This paper implements two protocols, one called Mostly-Ordered Multicast (MOM), and one called Speculative Paxos, that uses the properties of a datacenter (fast packets, reliably ordered, nearly identically to consumers) to speed up network transmissions.
Multicast in the DC
Normal multicast can reorder messages because of network hops + congestions — consumers can see packets in a different order from their neighbors.
There are three network-level designs discussed in the paper, each with more constraints and less performance.
- Toplogy-aware multicast
- Route multicast traffic so all receives see the same number of hops
- This prevents reordering due to path length differences.
- High-priority multicast (QoS).
- Topology aware multicast sends MOM packets in a priority queue over other traffic.
- Less reordering due to queueing and congestion.
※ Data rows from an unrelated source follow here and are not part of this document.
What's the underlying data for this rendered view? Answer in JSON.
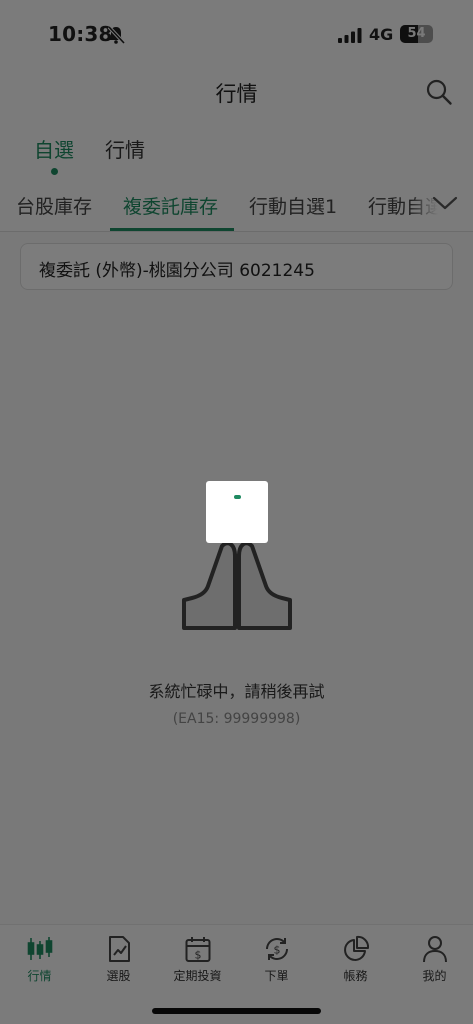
{
  "status_bar": {
    "time": "10:38",
    "network": "4G",
    "battery": "54",
    "battery_level": 0.54
  },
  "header": {
    "title": "行情"
  },
  "top_tabs": [
    {
      "label": "自選",
      "active": true
    },
    {
      "label": "行情",
      "active": false
    }
  ],
  "sub_tabs": [
    {
      "label": "台股庫存",
      "active": false
    },
    {
      "label": "複委託庫存",
      "active": true
    },
    {
      "label": "行動自選1",
      "active": false
    },
    {
      "label": "行動自選",
      "active": false
    }
  ],
  "account": {
    "label": "複委託 (外幣)-桃園分公司 6021245"
  },
  "error": {
    "message": "系統忙碌中，請稍後再試",
    "code": "(EA15: 99999998)"
  },
  "bottom_nav": [
    {
      "label": "行情",
      "icon": "candlestick-icon",
      "active": true
    },
    {
      "label": "選股",
      "icon": "stock-pick-icon",
      "active": false
    },
    {
      "label": "定期投資",
      "icon": "calendar-dollar-icon",
      "active": false
    },
    {
      "label": "下單",
      "icon": "order-icon",
      "active": false
    },
    {
      "label": "帳務",
      "icon": "pie-chart-icon",
      "active": false
    },
    {
      "label": "我的",
      "icon": "profile-icon",
      "active": false
    }
  ],
  "colors": {
    "accent": "#1f8a61",
    "overlay": "rgba(0,0,0,0.5)"
  }
}
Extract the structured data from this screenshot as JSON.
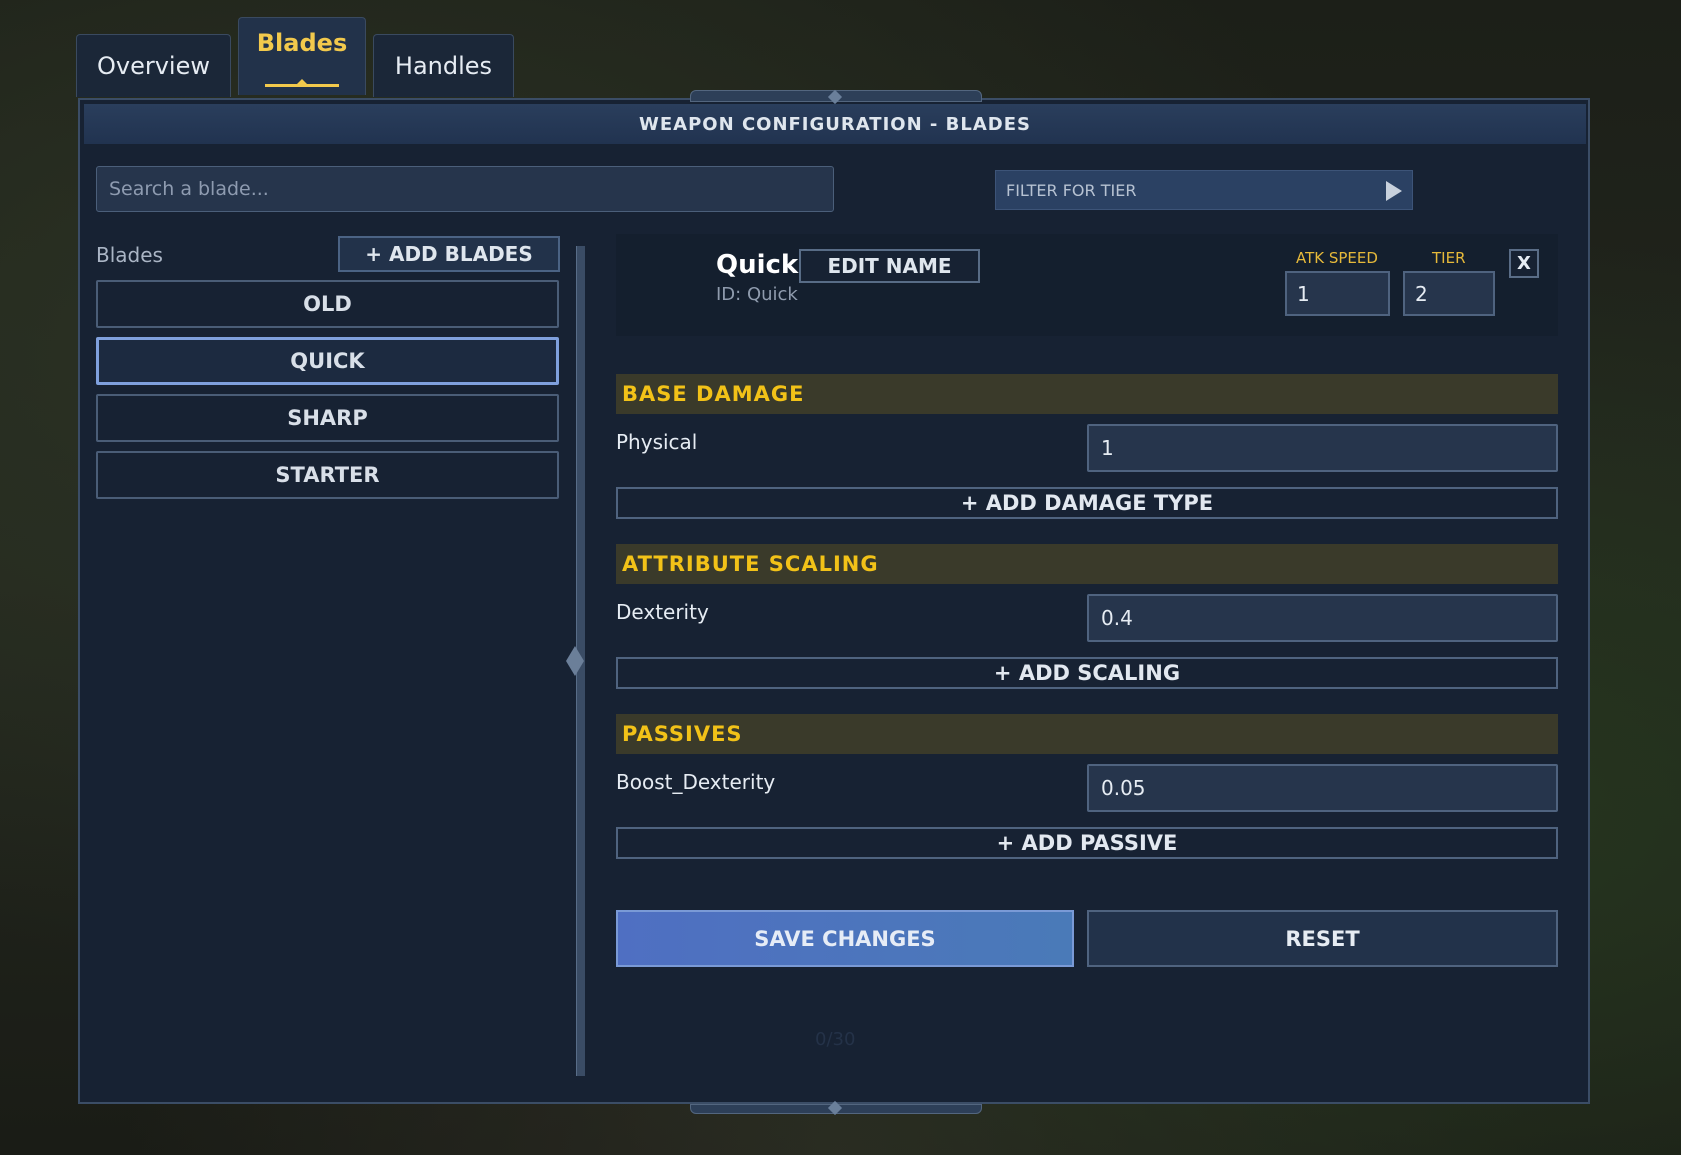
{
  "tabs": [
    {
      "label": "Overview"
    },
    {
      "label": "Blades",
      "active": true
    },
    {
      "label": "Handles"
    }
  ],
  "header": {
    "title": "WEAPON CONFIGURATION - BLADES"
  },
  "search": {
    "placeholder": "Search a blade..."
  },
  "filter": {
    "label": "FILTER FOR TIER"
  },
  "sidebar": {
    "title": "Blades",
    "add_label": "+ ADD BLADES",
    "items": [
      {
        "label": "OLD"
      },
      {
        "label": "QUICK",
        "selected": true
      },
      {
        "label": "SHARP"
      },
      {
        "label": "STARTER"
      }
    ]
  },
  "detail": {
    "name": "Quick",
    "id_text": "ID: Quick",
    "edit_label": "EDIT NAME",
    "atk_speed_label": "ATK SPEED",
    "atk_speed_value": "1",
    "tier_label": "TIER",
    "tier_value": "2",
    "close_label": "X"
  },
  "sections": {
    "base_damage": {
      "title": "BASE DAMAGE",
      "row_label": "Physical",
      "row_value": "1",
      "add_label": "+ ADD DAMAGE TYPE"
    },
    "attribute_scaling": {
      "title": "ATTRIBUTE SCALING",
      "row_label": "Dexterity",
      "row_value": "0.4",
      "add_label": "+ ADD SCALING"
    },
    "passives": {
      "title": "PASSIVES",
      "row_label": "Boost_Dexterity",
      "row_value": "0.05",
      "add_label": "+ ADD PASSIVE"
    }
  },
  "actions": {
    "save_label": "SAVE CHANGES",
    "reset_label": "RESET"
  },
  "counter": "0/30",
  "colors": {
    "panel": "#172233",
    "accent": "#f2c218",
    "save": "#4f6fc2"
  }
}
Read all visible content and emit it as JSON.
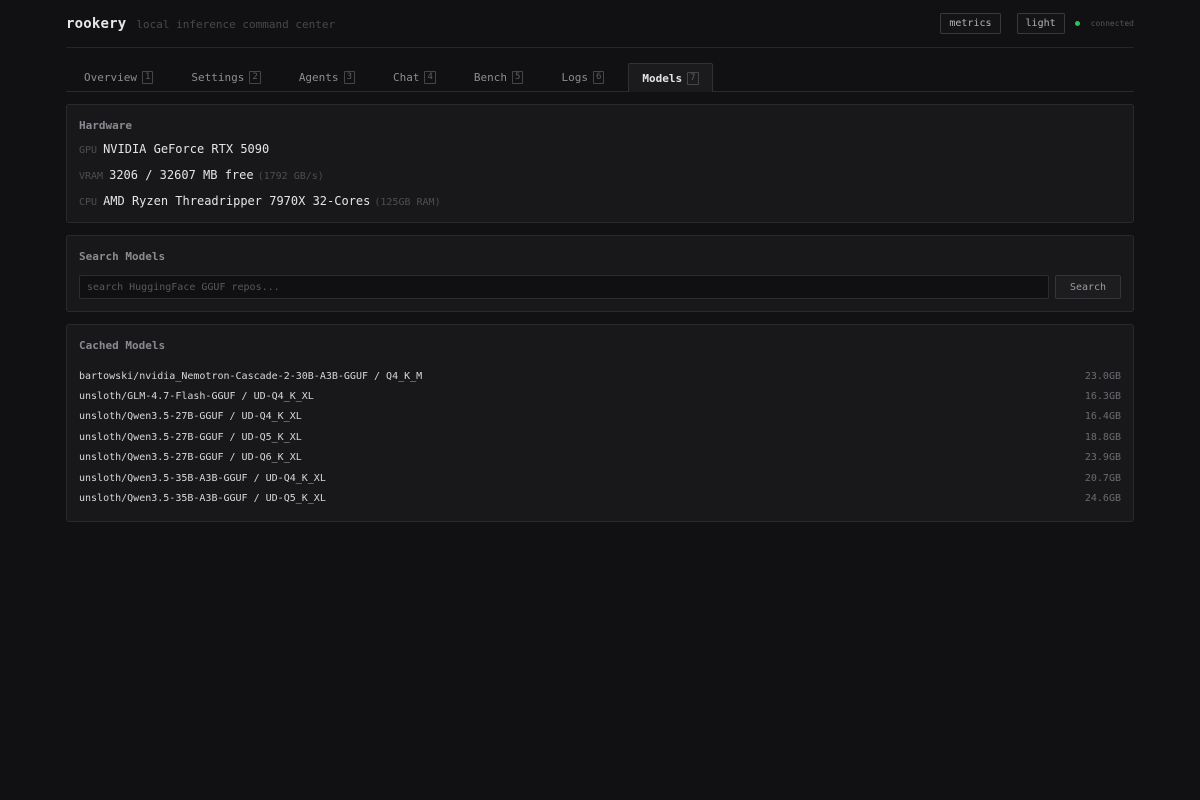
{
  "header": {
    "logo": "rookery",
    "tagline": "local inference command center",
    "metrics_label": "metrics",
    "theme_label": "light",
    "status_text": "connected",
    "status_color": "#22c55e"
  },
  "tabs": [
    {
      "label": "Overview",
      "key": "1",
      "active": false
    },
    {
      "label": "Settings",
      "key": "2",
      "active": false
    },
    {
      "label": "Agents",
      "key": "3",
      "active": false
    },
    {
      "label": "Chat",
      "key": "4",
      "active": false
    },
    {
      "label": "Bench",
      "key": "5",
      "active": false
    },
    {
      "label": "Logs",
      "key": "6",
      "active": false
    },
    {
      "label": "Models",
      "key": "7",
      "active": true
    }
  ],
  "hardware": {
    "title": "Hardware",
    "gpu_key": "GPU",
    "gpu_value": "NVIDIA GeForce RTX 5090",
    "vram_key": "VRAM",
    "vram_value": "3206 / 32607 MB free",
    "vram_note": "(1792 GB/s)",
    "cpu_key": "CPU",
    "cpu_value": "AMD Ryzen Threadripper 7970X 32-Cores",
    "cpu_note": "(125GB RAM)"
  },
  "search": {
    "title": "Search Models",
    "placeholder": "search HuggingFace GGUF repos...",
    "value": "",
    "button_label": "Search"
  },
  "cached": {
    "title": "Cached Models",
    "models": [
      {
        "name": "bartowski/nvidia_Nemotron-Cascade-2-30B-A3B-GGUF / Q4_K_M",
        "size": "23.0GB"
      },
      {
        "name": "unsloth/GLM-4.7-Flash-GGUF / UD-Q4_K_XL",
        "size": "16.3GB"
      },
      {
        "name": "unsloth/Qwen3.5-27B-GGUF / UD-Q4_K_XL",
        "size": "16.4GB"
      },
      {
        "name": "unsloth/Qwen3.5-27B-GGUF / UD-Q5_K_XL",
        "size": "18.8GB"
      },
      {
        "name": "unsloth/Qwen3.5-27B-GGUF / UD-Q6_K_XL",
        "size": "23.9GB"
      },
      {
        "name": "unsloth/Qwen3.5-35B-A3B-GGUF / UD-Q4_K_XL",
        "size": "20.7GB"
      },
      {
        "name": "unsloth/Qwen3.5-35B-A3B-GGUF / UD-Q5_K_XL",
        "size": "24.6GB"
      }
    ]
  }
}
Skew is reduced.
- In-network serialization
- Route all multicasts for a group through a switch which handles serialization.
- As long as the switch preserves per-port FIFO, this has perfect ordering.
They note that reorder rates of packets with topology aware multicast goes from ~10% to 0.1%.
Speculative Paxos
Given this design of multicast, the authors introduce speculative paxos, a state machine replication protocol.
- Using multicast from clients to all replicas
- letting replicas speculatively execute operations in order by MOM
- Ensures correctness up to failures.
This is done with:
- Speculative execution + hashing:
- Each replica gets a sequence number and executes operations as they arrive, logging them as SPECULATIVE.
- It maintains a rolling summary hash over the log, for fast prefix checking.
- Clients wait for speculative replies from a quorum, + + 1 replicas.
- If there’s a quorum, the client commits after two message delays.
- Period synchronization
- A leader runs a lightweight sync to confirm replicas agree on prefixes
- Matching quorums mark operations up to that one as committed and inform replicas
- Reconciliation
- If hash mismatches or timeouts reveal divergence, the system runs a reconciliation protocol
- And the leader merges logs, where operations eventually appear in some order.
- Replicas then rollback speculative operations that don’t match the combined log and re-execute.
Results
On a 12-switch testbed:
- 40% lower latency, and 2.6x higher throughput compared to paxos.
- However, when reordering is >0.1%, reconciliation costs grow, and performance dips below paxos’.